Things look different from the other side, let me tell you. I remember fretting over the type of paper on which I would print my resume, grooming the zinger questions I would level to wow potential employers, carefully choosing between pomade or gel to augment the marketability of my hair, and generally adding to the collective neurosis of the student body. That’s the career fair for you, I guess–a flea market of ideas and the eager applicants who would embrace those ideas or, at the very least, endure them for a year or two.

Do you know what happened to the resumes I collected today? The good, the bad, the ones on 32-lb ivory paper, the few printed on bright whites stolen from public copiers? They’re sitting in a single pile on my desk, somewhere in the general vicinity between my monitor and my lunch napkin, and my fervent wish is that the cleaning staff won’t mistakenly toss the stack tonight.
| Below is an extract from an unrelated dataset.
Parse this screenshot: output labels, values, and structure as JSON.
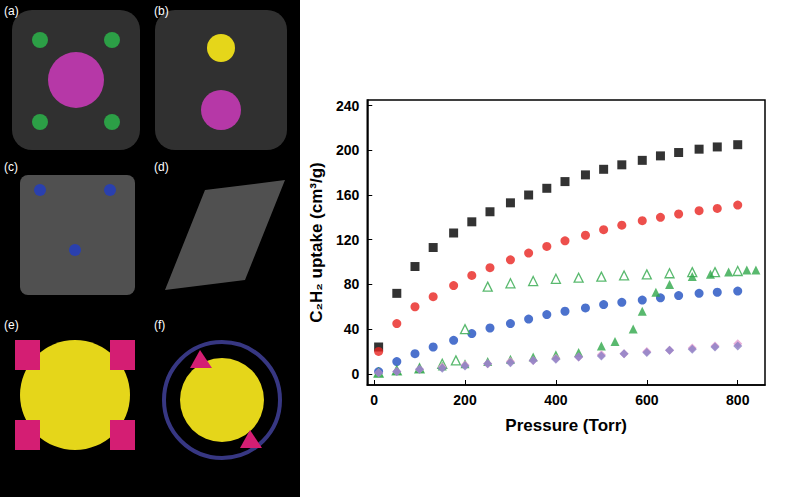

In the end, I don’t believe employers give two shits and a tchotchke about the content of your mousse and, to a certain extent, even your qualifications. It’s the personality that remains with the resume. Sure, there’s a minimum level of competency required, but we’re talking about a job fair at Northwestern. It’s a carnival of competency, a poundhouse for careerists, where the overlooked question is whether we will find something we value intrinsically, rather than something we can just do.

Originally I wanted to paint the typology of job expo attendees for you–stoner, hot chick, leather portfolioso, that kind of thing–but my eyes are already closing. I must go downtown tomorrow. My colleague is familiar with the ways of art students, and she recommends I wear all black. I think I will make do with a hat braided from the wool of free-range yak.